The highway is called Route Maria Chapdelaine and eventually I come to a little house that is the Louis Hémon Museum, a tribute to the French author who wrote the novel about early pioneer life in the region. It met large success after Hémon’s untimely death at the age of 32 in northern Ontario. The novel has been turned into three films, the last one (and the only Canadian version) starring the lovely Carole Laure. We cover 85 kms and land at the Motel Diligence in Dolbeau-Mistassini.
Thursday: We continue to follow Highway 169 and the bike paths through Albanel and Normandin to Saint-Félicien where we pop in to the Fromagerie Ferme des Chutes for fresh organic curds from the milk of Holstein cows. I have the curds for lunch while sitting on a bench in front of the Caisse Desjardins (credit union). We cycle along paths to Roberval where we stop at Camping Mont-Plaisant after covering 85 kms.
Friday: We follow the paths through Roberval and the countryside to Métabetchouan and then leave the lake heading to Hébertville for lunch. It rains heavily for the rest of the day to Chicoutimi. In all, I did 120 kms because I overshot the motel and had to double back a few kilometres.
We plan to have dinner at a steak restaurant, but it is full and we end up at an eclectic little spot called Sud Café run by transplanted Peruvian Marcos Germa and his Quebec wife Suzanne.
After we arrive, Marcos shuts the restaurant, which is full of his artwork, and the couple serve us a potent Peruvian aperitif called pisco containing mango juice and something stronger. What follows is a superb meal of corn and cilantro soup and, in my case, saltido beef whipped up by Suzanne, who has mastered Peruvian cuisine.
Saturday: We follow Route 8 and its long climbs along Highway 172 to Tadoussac. We end up at the nearby Innu-Montagnais Indian reserve of Essipit where we spend the night in two A-frame cottages overlooking the St. Lawrence River and its whale population.

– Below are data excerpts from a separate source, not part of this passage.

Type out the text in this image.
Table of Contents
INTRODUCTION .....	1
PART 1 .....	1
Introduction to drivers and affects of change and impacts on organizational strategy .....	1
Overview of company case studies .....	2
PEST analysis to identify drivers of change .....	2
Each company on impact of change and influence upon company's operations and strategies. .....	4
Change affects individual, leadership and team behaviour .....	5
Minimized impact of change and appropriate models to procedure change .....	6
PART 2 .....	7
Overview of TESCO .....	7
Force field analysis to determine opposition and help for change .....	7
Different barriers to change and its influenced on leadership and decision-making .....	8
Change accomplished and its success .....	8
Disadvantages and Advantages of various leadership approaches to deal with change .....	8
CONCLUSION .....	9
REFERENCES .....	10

We dine at the Poissonerie Les Escoumins, the reserve’s restaurant attached to the Pecherie Manicouagan, which sells fresh seafood. I have clam chowder (the clams are called mactres de Stimpson) and fresh turbot caught on the north shore. It may be the best seafood meal that I have ever had. And that’s saying a lot because I have had fresh seafood meals from the Yucatan Peninsula of Mexico to Newfoundland and Vancouver, B.C.
Good to go:
The go-to guide for cyclists is one entitled Route Verte du Québec available in English as Cycling in Quebec ($24.95). It can be ordered online at velo.qc.ca and contains excellent maps of paths, lists of bike shops and accommodations such as camping, cabins, gites (bed and breakfasts) and motels along with public transport such as taxis and intercity bus companies that can get you and your bike to the regions where you want to cycle.
Cyclists can do the circuit around Lac Saint-Jean in as little as three days, beginning and ending at Alma, for example.
Chicoutimi is a two-hour drive along Highway 175 from Quebec City.
Sud Café, 317 Racine Est, Chicoutimi, 418-549-5777.
Poissonerie Les Escoumins (Pecherie Manicouagan), 152 Marcellin Est, Les Escoumins (Essipit), 418-233-3122.